Ghosts abound in Guilford, UK
We all met up at the junction of Tunsgate Arch and High Street and introduced ourselves to our guide a David N who was very punctual and propah, because as soon as the clock struck 7pm, off we went. It's wonderful going on anything at the correct time, rather than hang around waiting like we do back home in India.
The first story was naturally around the clock tower on the High Street. Beautifully maintained and shining dully in the evening light, we were told about Christopher Slaughterhouse who had been found guilty of battering and strangling a young lady he had been seen stepping out with. A noose and scaffold was built on the same level as the clock and the special balcony was also erected on which the Mayor and his entourage sat to watch the grisly proceedings.
We walked past the castle and David rather woefully said that there had been no sightings there at all. We admired the lavish flower beds and the Guildford Castle ruin which David explained had several rebuilds over the centuries. However as we turned the corner from the Castle, he pointed to a door which is an office now used by archeologists and scientists, very rational people he said and they have heard someone playing the piano beautifully. If the window was opened however the music stopped! Apparently it was a grey lady who had been a teacher and was unrequited in love.

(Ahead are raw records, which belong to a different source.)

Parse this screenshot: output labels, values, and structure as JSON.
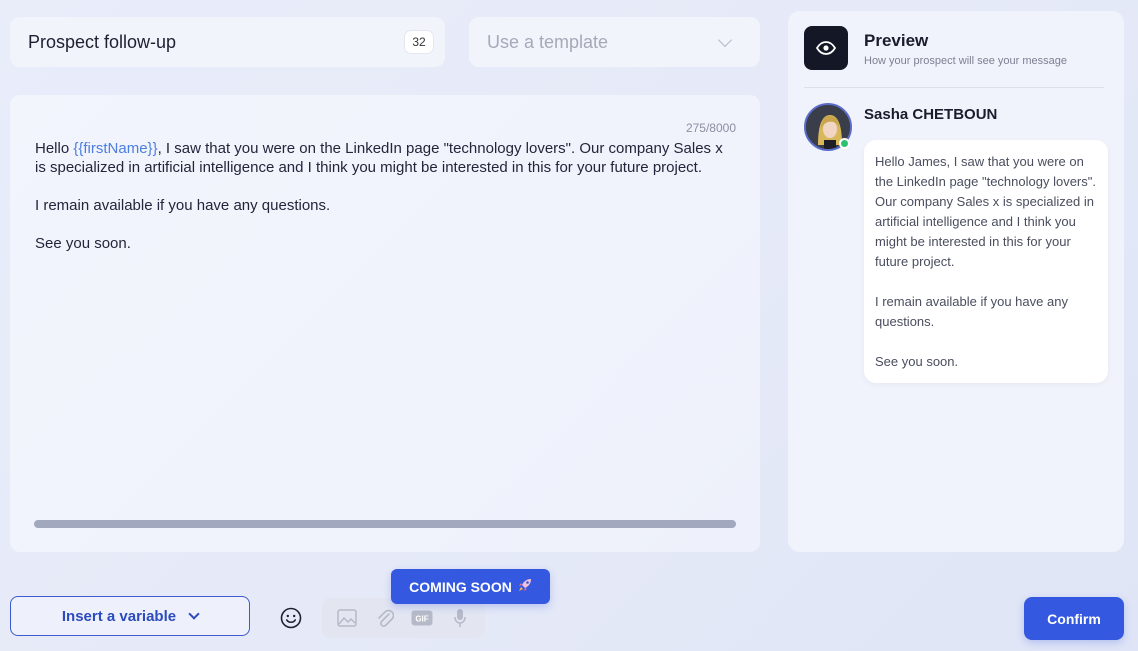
{
  "header": {
    "title_value": "Prospect follow-up",
    "title_char_badge": "32",
    "template_placeholder": "Use a template"
  },
  "editor": {
    "char_count": "275/8000",
    "greeting": "Hello ",
    "variable": "{{firstName}}",
    "paragraph1_rest": ", I saw that you were on the LinkedIn page \"technology lovers\". Our company Sales x is specialized in artificial intelligence and I think you might be interested in this for your future project.",
    "paragraph2": "I remain available if you have any questions.",
    "paragraph3": "See you soon."
  },
  "preview": {
    "title": "Preview",
    "subtitle": "How your prospect will see your message",
    "sender_name": "Sasha CHETBOUN",
    "message_paragraph1": "Hello James, I saw that you were on the LinkedIn page \"technology lovers\". Our company Sales x is specialized in artificial intelligence and I think you might be interested in this for your future project.",
    "message_paragraph2": "I remain available if you have any questions.",
    "message_paragraph3": "See you soon."
  },
  "toolbar": {
    "insert_variable_label": "Insert a variable",
    "coming_soon_label": "COMING SOON",
    "confirm_label": "Confirm",
    "icons": [
      "emoji-icon",
      "image-icon",
      "attachment-icon",
      "gif-icon",
      "microphone-icon",
      "rocket-icon",
      "eye-icon",
      "chevron-down-icon"
    ]
  },
  "colors": {
    "accent": "#3459e0",
    "variable": "#4b7ee0",
    "online": "#2fbf71",
    "dark_tile": "#141726"
  }
}
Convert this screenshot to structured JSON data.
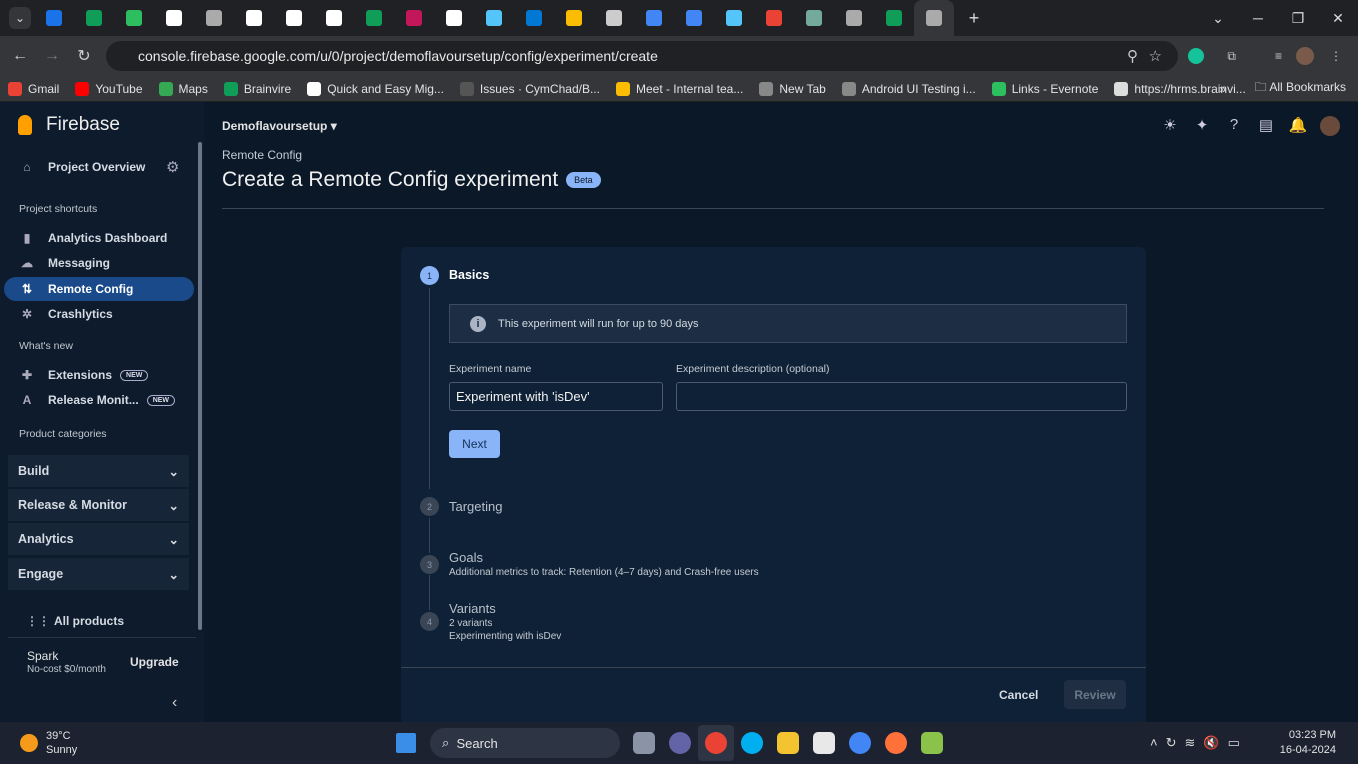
{
  "browser": {
    "url": "console.firebase.google.com/u/0/project/demoflavoursetup/config/experiment/create",
    "bookmarks": [
      "Gmail",
      "YouTube",
      "Maps",
      "Brainvire",
      "Quick and Easy Mig...",
      "Issues · CymChad/B...",
      "Meet - Internal tea...",
      "New Tab",
      "Android UI Testing i...",
      "Links - Evernote",
      "https://hrms.brainvi..."
    ],
    "all_bookmarks": "All Bookmarks",
    "tab_colors": [
      "#1a73e8",
      "#0f9d58",
      "#2dbe60",
      "#ffffff",
      "#aaaaaa",
      "#ffffff",
      "#ffffff",
      "#ffffff",
      "#0f9d58",
      "#c2185b",
      "#ffffff",
      "#54c5f8",
      "#0078d4",
      "#fbbc04",
      "#cccccc",
      "#4285f4",
      "#4285f4",
      "#54c5f8",
      "#ea4335",
      "#74aa9c",
      "#aaaaaa",
      "#0f9d58",
      "#aaaaaa"
    ]
  },
  "sidebar": {
    "brand": "Firebase",
    "overview": "Project Overview",
    "shortcuts_heading": "Project shortcuts",
    "shortcuts": [
      "Analytics Dashboard",
      "Messaging",
      "Remote Config",
      "Crashlytics"
    ],
    "whats_new_heading": "What's new",
    "new_items": [
      "Extensions",
      "Release Monit..."
    ],
    "new_badge": "NEW",
    "categories_heading": "Product categories",
    "categories": [
      "Build",
      "Release & Monitor",
      "Analytics",
      "Engage"
    ],
    "all_products": "All products",
    "plan": "Spark",
    "plan_desc": "No-cost $0/month",
    "upgrade": "Upgrade"
  },
  "header": {
    "project": "Demoflavoursetup",
    "breadcrumb": "Remote Config",
    "title": "Create a Remote Config experiment",
    "badge": "Beta"
  },
  "wizard": {
    "steps": [
      {
        "num": "1",
        "title": "Basics"
      },
      {
        "num": "2",
        "title": "Targeting"
      },
      {
        "num": "3",
        "title": "Goals",
        "sub": "Additional metrics to track: Retention (4–7 days) and Crash-free users"
      },
      {
        "num": "4",
        "title": "Variants",
        "sub": "2 variants",
        "sub2": "Experimenting with isDev"
      }
    ],
    "info": "This experiment will run for up to 90 days",
    "name_label": "Experiment name",
    "name_value": "Experiment with 'isDev'",
    "desc_label": "Experiment description (optional)",
    "desc_value": "",
    "next": "Next",
    "cancel": "Cancel",
    "review": "Review"
  },
  "taskbar": {
    "temp": "39°C",
    "weather": "Sunny",
    "search": "Search",
    "time": "03:23 PM",
    "date": "16-04-2024"
  }
}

Then we stood for a while on the opposite side of the road and looked at The Kings Head. A pub which is considered the most haunted pub in England. Doors slam and dogs bark with hackles raised and there is nothing visible to the naked eye. They were 'kindly' ghosts, said David!
And in the Angel Hotel on the High Street Room 69 has a ghost which the famous film star Roger Moore saw the ghost and even was concerned enough to ask if there was anything he could do to help!
We walked through old church yard cemetries where the stones were all higgledy piggledy over run with beautiful wild flowers making wonderful pictures in the setting sun. Bones of a number of graves had been all collected and put into a common grave and we even noticed some headstones used as garden pavers. No wonder the spirits fly around in annoyance!
But to me coming from India where most heritage buildings are just scrapped and glass and chrome monstrosities take their place, it's such an eye opener to see how the Brits treasure their heritage and their ghosts and legends as well.
But at the same time as the author Daniel Defoe said, in the past, people were superstitious, folklore and the occult were common, BUT, Defoe cautions those, who are inclined to see ghosts, where none exist.